Uber ne crée pas d'emploi? Mais Uber crée des nouvelles formes d'emplois! Cela peut être des revenus additionnels, cela peut correspondre à un choix de vie etc. Il n'y a rien de mal à cela. C'est même une façon d'utiliser mieux les capacités excédentaires de l'économie. Toutes les tentatives de freiner le développement d'Uber sont des erreurs, parce que c'est ce que veut le consommateur.

Mais cela peut aussi être précaire et poser d'autres problèmes…

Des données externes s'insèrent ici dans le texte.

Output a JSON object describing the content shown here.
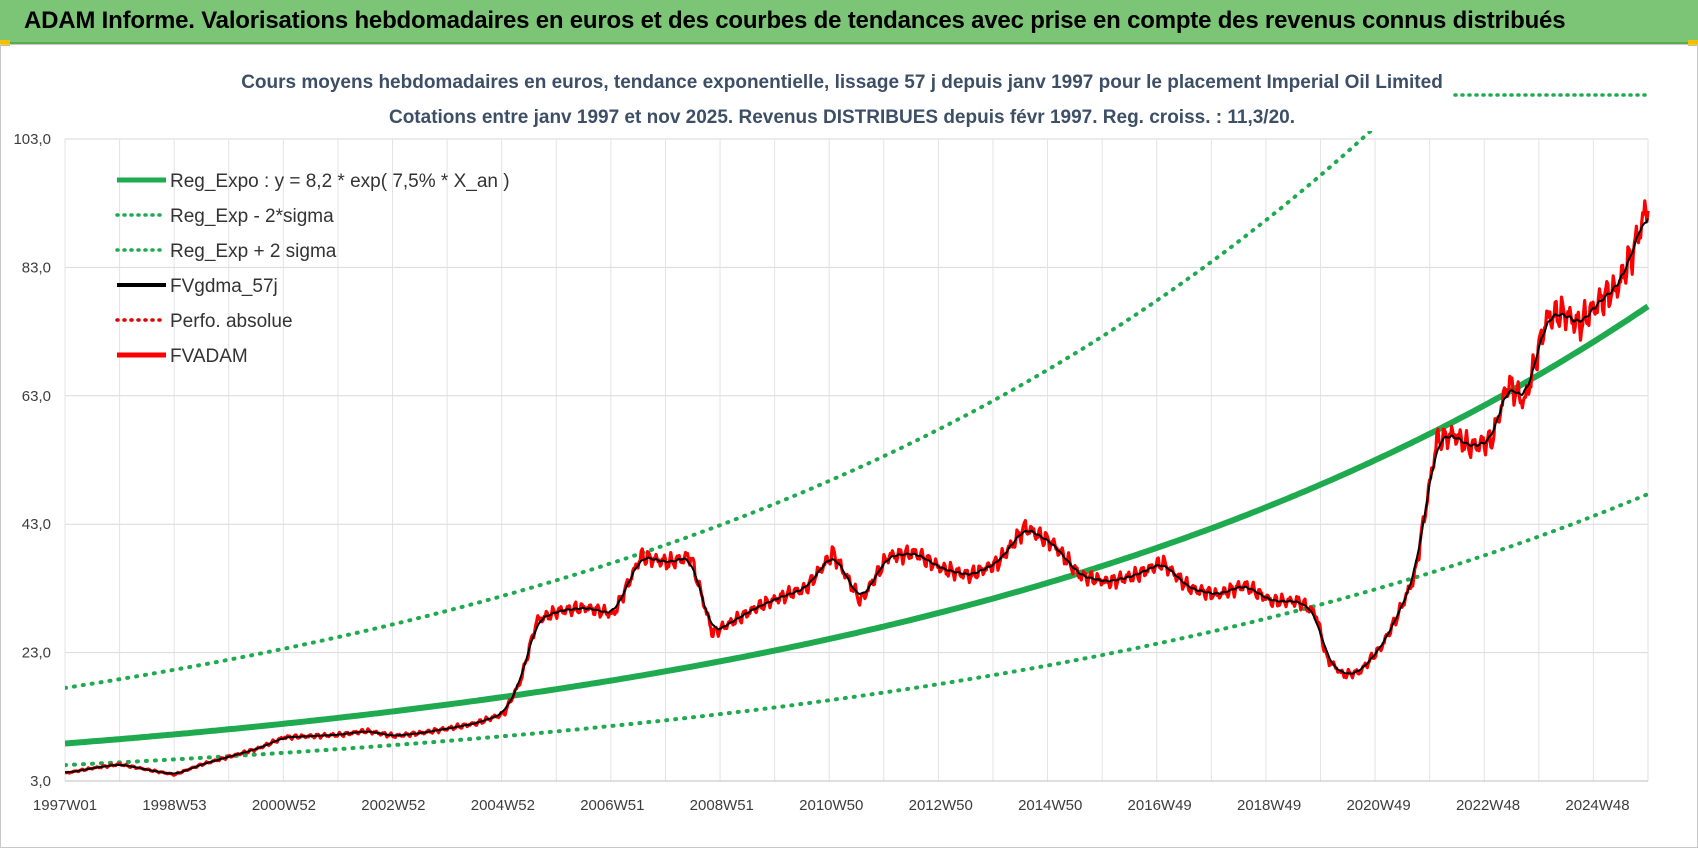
{
  "header": {
    "title": "ADAM Informe. Valorisations hebdomadaires en euros et des courbes de tendances avec prise en compte des revenus connus distribués"
  },
  "colors": {
    "banner": "#7cc576",
    "trend": "#1faa50",
    "band": "#1faa50",
    "smooth": "#000000",
    "perf": "#e00000",
    "fvadam": "#ff0000",
    "accent_corner": "#f3c000"
  },
  "chart_data": {
    "type": "line",
    "title_line1": "Cours moyens hebdomadaires en euros, tendance exponentielle, lissage 57 j depuis janv 1997 pour le placement Imperial Oil Limited",
    "title_line2": "Cotations entre janv 1997 et nov 2025. Revenus DISTRIBUES depuis févr 1997. Reg. croiss. : 11,3/20.",
    "y_ticks": [
      "103,0",
      "83,0",
      "63,0",
      "43,0",
      "23,0",
      "3,0"
    ],
    "ylim": [
      3,
      103
    ],
    "x_ticks": [
      "1997W01",
      "1998W53",
      "2000W52",
      "2002W52",
      "2004W52",
      "2006W51",
      "2008W51",
      "2010W50",
      "2012W50",
      "2014W50",
      "2016W49",
      "2018W49",
      "2020W49",
      "2022W48",
      "2024W48"
    ],
    "xlim": [
      1997.0,
      2025.85
    ],
    "grid": true,
    "legend_position": "top-left",
    "legend": [
      {
        "label": "Reg_Expo : y = 8,2 * exp( 7,5% *  X_an )",
        "style": "solid-thick",
        "color": "#1faa50"
      },
      {
        "label": "Reg_Exp - 2*sigma",
        "style": "dotted",
        "color": "#1faa50"
      },
      {
        "label": "Reg_Exp + 2 sigma",
        "style": "dotted",
        "color": "#1faa50"
      },
      {
        "label": "FVgdma_57j",
        "style": "solid",
        "color": "#000000"
      },
      {
        "label": "Perfo. absolue",
        "style": "dotted",
        "color": "#e00000"
      },
      {
        "label": "FVADAM",
        "style": "solid-thick",
        "color": "#ff0000"
      }
    ],
    "series": [
      {
        "name": "Reg_Expo : y = 8,2 * exp( 7,5% *  X_an )",
        "kind": "trend",
        "a": 8.2,
        "rate": 0.075,
        "x0": 1996.0
      },
      {
        "name": "Reg_Exp - 2*sigma",
        "kind": "band",
        "factor": 0.62
      },
      {
        "name": "Reg_Exp + 2 sigma",
        "kind": "band",
        "factor": 1.98
      },
      {
        "name": "FVgdma_57j",
        "kind": "smooth"
      },
      {
        "name": "FVADAM",
        "kind": "price",
        "x": [
          1997.0,
          1997.5,
          1998.0,
          1998.6,
          1999.0,
          1999.5,
          2000.0,
          2000.5,
          2001.0,
          2001.5,
          2002.0,
          2002.5,
          2003.0,
          2003.5,
          2004.0,
          2004.5,
          2005.0,
          2005.3,
          2005.6,
          2006.0,
          2006.5,
          2007.0,
          2007.5,
          2008.0,
          2008.4,
          2008.8,
          2009.2,
          2009.6,
          2010.0,
          2010.5,
          2011.0,
          2011.5,
          2012.0,
          2012.5,
          2013.0,
          2013.5,
          2014.0,
          2014.5,
          2015.0,
          2015.5,
          2016.0,
          2016.5,
          2017.0,
          2017.5,
          2018.0,
          2018.5,
          2019.0,
          2019.5,
          2019.8,
          2020.0,
          2020.3,
          2020.6,
          2021.0,
          2021.3,
          2021.6,
          2022.0,
          2022.3,
          2022.6,
          2023.0,
          2023.3,
          2023.6,
          2024.0,
          2024.3,
          2024.6,
          2025.0,
          2025.3,
          2025.6,
          2025.85
        ],
        "values": [
          4.2,
          5.0,
          5.6,
          4.6,
          4.0,
          5.6,
          6.8,
          8.0,
          9.8,
          10.0,
          10.2,
          10.8,
          10.0,
          10.5,
          11.2,
          12.0,
          13.5,
          18.5,
          28.0,
          29.5,
          30.0,
          29.0,
          38.0,
          37.0,
          38.0,
          26.0,
          28.0,
          30.0,
          31.5,
          33.0,
          38.5,
          31.0,
          38.0,
          38.5,
          36.0,
          35.0,
          37.0,
          42.5,
          40.0,
          35.0,
          34.0,
          35.0,
          37.0,
          33.0,
          32.0,
          33.5,
          31.0,
          31.0,
          29.0,
          22.0,
          19.5,
          20.0,
          24.0,
          29.0,
          35.0,
          56.0,
          57.0,
          55.0,
          56.0,
          65.0,
          62.0,
          75.0,
          76.0,
          74.0,
          78.0,
          80.0,
          86.0,
          93.0
        ]
      }
    ]
  }
}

Effectivement, si le modèle est basé sur le chômage et s'il n'y a pas de contribution au bien commun, c'est un problème. Mais nous sommes au début du phénomène et plutôt que de le rejeter en bloc, il faut penser à lui fournir un cadre. Uber est actif dans un domaine où il existe beaucoup de travail au noir. Faire revenir ces acteurs dans l'économie légale est une bonne chose, car ils contribuent ainsi au bien commun.

Est-ce que le développement de ces entreprises est lié à une volonté plus grande d'indépendance des employés?

On parle de plus en plus du désir d'être indépendant, mais je ne pense pas qu'il augmente. La technologie rend ce statut plus facile, cela ne veut pas dire que la génération des «millenials» veut être indépendante. En revanche, elle sait qu'elle ne peut pas compter sur l'idée d'un job pour la vie.

On parle de risques pour des emplois à moyen terme en raison des progrès technologiques. Mais à très court terme, dans beaucoup de pays industrialisés, des taux de chômage élevés, en particulier chez les jeunes ne constituent-ils pas déjà un problème urgent à résoudre?

Oui, c'est un problème très sérieux lié aux rigidités des marchés européens du travail. Il faut les rendre plus flexibles, pour faciliter l'embauche. Des mesures dans ce sens ont par exemple été prises en Italie récemment. Je parle de flexibilité dans le sens positif, c'est-à-dire des employeurs qui paient les charges sociales et des employés qui paient des impôts. Je ne parle de flexibilité dans le sens du marché noir.

Dans un contexte économique difficile, les organisations font tout ce qu'elles peuvent pour garantir la viabilité de leurs activités. S'il faut licencier pour survivre, elles n'hésiteront pas et elles auront raison. Mais ce n'est jamais facile. Et ce n'est jamais une bonne chose: il faut des gens pour acheter leurs produits et leurs services. Soyons clairs: la hausse des inégalités n'est bonne pour personne, elle n'est pas bonne pour les affaires non plus.